Derin yoksulluğun giderek büyümesinin temelinde, Türkiye’de gelir dağılımı eşitsizliğindeki belirgin artışın etkisi oldukça büyük. Türkiye İstatistik Kurumu’nun (TÜİK) verilerine göre dahi, 2023 yılında en zengin yüzde 20’lik kesim toplam gelirin yaklaşık yüzde 49,8’ini alırken, en yoksul yüzde 20’lik kesim yalnızca yüzde 5,9’unu elde etti.

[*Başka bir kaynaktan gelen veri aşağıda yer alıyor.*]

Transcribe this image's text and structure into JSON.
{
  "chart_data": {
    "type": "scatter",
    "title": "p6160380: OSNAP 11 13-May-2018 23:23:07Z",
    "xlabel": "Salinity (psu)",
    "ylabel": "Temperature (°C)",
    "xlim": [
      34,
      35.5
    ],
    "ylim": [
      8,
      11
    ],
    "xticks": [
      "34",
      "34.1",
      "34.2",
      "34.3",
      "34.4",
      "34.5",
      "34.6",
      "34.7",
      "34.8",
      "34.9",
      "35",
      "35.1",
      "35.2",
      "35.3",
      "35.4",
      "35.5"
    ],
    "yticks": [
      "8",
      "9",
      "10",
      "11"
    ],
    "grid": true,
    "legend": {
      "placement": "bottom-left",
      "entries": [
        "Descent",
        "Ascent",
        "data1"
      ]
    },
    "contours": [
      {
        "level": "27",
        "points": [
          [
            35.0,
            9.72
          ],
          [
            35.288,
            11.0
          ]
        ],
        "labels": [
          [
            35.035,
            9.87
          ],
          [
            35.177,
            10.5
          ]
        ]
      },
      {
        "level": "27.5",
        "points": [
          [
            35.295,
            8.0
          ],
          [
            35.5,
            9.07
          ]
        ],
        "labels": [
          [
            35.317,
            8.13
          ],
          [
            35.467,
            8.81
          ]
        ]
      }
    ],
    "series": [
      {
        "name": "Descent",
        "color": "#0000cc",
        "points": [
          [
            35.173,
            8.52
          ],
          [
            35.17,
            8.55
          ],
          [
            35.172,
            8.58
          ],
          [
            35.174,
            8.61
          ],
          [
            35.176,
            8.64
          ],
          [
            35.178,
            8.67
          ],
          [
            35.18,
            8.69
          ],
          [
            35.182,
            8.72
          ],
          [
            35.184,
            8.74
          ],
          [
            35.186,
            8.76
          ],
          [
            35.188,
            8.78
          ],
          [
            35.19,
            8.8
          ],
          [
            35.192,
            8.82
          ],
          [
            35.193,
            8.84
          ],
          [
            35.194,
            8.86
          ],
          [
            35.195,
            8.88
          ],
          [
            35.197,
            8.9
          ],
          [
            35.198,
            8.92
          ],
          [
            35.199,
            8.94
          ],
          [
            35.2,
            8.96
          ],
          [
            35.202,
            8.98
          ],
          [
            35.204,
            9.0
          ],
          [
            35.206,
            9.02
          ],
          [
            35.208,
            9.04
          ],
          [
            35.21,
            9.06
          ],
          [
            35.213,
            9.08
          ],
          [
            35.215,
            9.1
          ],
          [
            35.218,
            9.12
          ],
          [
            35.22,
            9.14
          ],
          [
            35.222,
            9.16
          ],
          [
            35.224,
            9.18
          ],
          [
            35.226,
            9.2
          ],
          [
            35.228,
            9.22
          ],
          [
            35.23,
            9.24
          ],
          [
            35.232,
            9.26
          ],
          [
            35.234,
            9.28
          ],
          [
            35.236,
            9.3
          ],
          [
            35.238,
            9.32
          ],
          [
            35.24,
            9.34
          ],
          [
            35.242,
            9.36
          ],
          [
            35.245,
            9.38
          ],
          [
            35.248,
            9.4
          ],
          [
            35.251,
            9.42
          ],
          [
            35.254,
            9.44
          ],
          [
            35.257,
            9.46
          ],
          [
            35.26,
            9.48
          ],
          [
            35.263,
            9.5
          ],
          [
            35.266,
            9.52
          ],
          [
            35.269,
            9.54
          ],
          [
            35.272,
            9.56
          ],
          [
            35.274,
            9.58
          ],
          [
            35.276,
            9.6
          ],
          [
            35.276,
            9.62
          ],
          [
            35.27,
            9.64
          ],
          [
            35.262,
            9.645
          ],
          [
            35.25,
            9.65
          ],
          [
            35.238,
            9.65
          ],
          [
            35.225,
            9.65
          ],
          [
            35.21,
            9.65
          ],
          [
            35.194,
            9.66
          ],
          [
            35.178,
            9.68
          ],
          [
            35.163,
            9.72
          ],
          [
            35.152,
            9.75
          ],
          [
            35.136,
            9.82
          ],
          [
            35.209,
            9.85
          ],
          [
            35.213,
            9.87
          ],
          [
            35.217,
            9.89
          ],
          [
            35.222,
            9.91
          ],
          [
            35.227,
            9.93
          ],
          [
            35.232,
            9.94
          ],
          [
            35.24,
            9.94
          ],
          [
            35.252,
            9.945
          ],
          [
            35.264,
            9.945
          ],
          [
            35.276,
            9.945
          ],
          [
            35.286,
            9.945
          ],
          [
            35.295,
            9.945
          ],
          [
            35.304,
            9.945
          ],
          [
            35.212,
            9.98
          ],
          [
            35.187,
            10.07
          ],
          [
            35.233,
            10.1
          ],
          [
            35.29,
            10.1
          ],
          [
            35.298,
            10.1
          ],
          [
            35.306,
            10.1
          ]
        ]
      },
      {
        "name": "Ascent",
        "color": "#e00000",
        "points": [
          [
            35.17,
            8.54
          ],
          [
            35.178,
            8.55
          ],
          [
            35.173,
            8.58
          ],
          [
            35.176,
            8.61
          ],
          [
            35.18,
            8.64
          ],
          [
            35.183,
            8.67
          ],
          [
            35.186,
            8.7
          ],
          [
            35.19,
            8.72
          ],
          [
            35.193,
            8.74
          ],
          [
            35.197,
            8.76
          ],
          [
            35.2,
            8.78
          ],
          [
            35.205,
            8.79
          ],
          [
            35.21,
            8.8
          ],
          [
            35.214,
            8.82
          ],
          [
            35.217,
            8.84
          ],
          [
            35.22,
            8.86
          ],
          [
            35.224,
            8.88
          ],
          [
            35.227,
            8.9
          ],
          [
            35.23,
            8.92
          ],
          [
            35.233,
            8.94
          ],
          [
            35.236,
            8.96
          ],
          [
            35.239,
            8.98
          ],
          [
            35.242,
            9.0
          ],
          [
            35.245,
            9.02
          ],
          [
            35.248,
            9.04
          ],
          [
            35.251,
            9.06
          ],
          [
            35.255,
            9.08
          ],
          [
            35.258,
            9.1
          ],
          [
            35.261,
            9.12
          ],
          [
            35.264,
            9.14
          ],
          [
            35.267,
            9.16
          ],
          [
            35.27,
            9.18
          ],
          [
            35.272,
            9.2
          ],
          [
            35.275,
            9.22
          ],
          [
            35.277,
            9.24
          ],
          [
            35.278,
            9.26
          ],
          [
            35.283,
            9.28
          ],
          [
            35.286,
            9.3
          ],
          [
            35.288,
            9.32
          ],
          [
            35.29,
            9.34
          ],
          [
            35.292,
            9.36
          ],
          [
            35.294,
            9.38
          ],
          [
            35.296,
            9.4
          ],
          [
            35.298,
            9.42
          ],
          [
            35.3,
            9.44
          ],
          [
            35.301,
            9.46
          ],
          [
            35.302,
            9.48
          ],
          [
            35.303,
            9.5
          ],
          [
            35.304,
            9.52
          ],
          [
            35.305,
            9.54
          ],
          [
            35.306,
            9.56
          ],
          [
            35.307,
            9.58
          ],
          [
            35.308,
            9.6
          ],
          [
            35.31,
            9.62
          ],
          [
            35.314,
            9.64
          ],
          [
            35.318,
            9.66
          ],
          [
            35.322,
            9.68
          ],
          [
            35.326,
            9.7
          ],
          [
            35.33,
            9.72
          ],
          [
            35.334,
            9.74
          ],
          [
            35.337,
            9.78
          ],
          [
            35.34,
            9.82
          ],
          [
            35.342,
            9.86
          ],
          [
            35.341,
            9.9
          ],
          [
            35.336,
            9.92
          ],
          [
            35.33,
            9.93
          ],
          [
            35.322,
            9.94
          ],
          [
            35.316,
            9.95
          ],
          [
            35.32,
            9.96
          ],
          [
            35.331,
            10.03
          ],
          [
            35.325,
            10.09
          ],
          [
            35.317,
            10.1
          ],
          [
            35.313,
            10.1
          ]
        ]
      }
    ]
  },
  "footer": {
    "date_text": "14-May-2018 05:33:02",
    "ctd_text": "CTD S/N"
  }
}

Gelir dağılımı eşitsizliğini ölçen Gini katsayısı da 2023’te 0,433’e yükselerek, 2006’dan bu yana en yüksek düzeyine ulaştı. Bu katsayı sıfıra yaklaştıkça gelir dağılımında eşitliği, bire yaklaştıkça ise bozulmayı ifade ediyor. Özellikle en zengin yüzde 5’lik kesim, 2023 itibarıyla toplam gelirin yüzde 24,7’sini alırken, en yoksul yüzde 5’lik kesim sadece yüzde 0,9’unu elde edebildi. Bu durum, gelir dağılımındaki uçurumu daha da derinleştirdi.
Tarihin derinliklerinden bugüne, birbirine benzer gelişmelerin sonuçlarına bakarken, yansımalarında ise önemli bir farkın olduğunu da görmemek olası değil:
Perikles tarihe, “Atina’nın olduğu kadar sanatın, mimarinin ve felsefinin de yüksek bir seviyeye ulaştığı Altın Çağ’da hüküm süren Perikles demokrasinin gelişiminde büyük adımlar attı” diye geçerken, günümüz Türkiye’sindeki yoksullaşmanın daha da derinleşmesine yol açan 19 Mart ve izleyen dönemdeki operasyonların mimarları, bugün olduğu gibi, gelecekte de şöyle anılacak:
- The Guardian ve BBC: İmamoğlu’nun tutuklanması, Türkiye’nin otokrasiye sürüklendiğinin bir işaretidir.
- The Guardian: Protestolar yalnızca İmamoğlu’na destek değil, aynı zamanda ülkenin siyasi gidişatına karşı ciddi bir tepki olarak yayıldı.
- Reuters: Muhalefet İmamoğlu’nun gözaltına alınmasını “darbe” olarak nitelendirdi ve bu durum Türkiye’deki siyasi gerilimi daha da artırdı.
- Financial Times: İmamoğlu’nun tutuklanması, Türkiye’deki demokrasiye olan güveni zedeledi ve bu durum ülkenin ekonomik istikrarını tehdit ediyor.
- Associated Press: İmamoğlu’nun tutuklanmasının ardından Türkiye genelinde büyük protestolar başladı ve bu protestolar, son on yılın en büyük gösterileri oldu.
- İnsan Hakları İzleme Örgütü (Human Rights Watch) Türkiye Direktörü Emma Sinclair-Webb: İmamoğlu’nun gözaltına alınması, yargı sisteminin siyasi amaçlarla kötüye kullanılmasıdır.
Kısacası, İmamoğlu’nun gözaltına alınması, uluslararası kamuoyunda Türkiye’deki demokratik gerilemenin ve otoriterleşme eğilimlerinin bir göstergesi olarak değerlendirildi ve bu değerlendirmeler, tarihe silinmeyecek kayıtlar olarak kazındı. Dolayısıyla bu gelişme, Türkiye’nin uluslararası ilişkilerini ve ekonomik istikrarını da etkileyebilecek önemli bir dönüm noktası olarak görülüyor.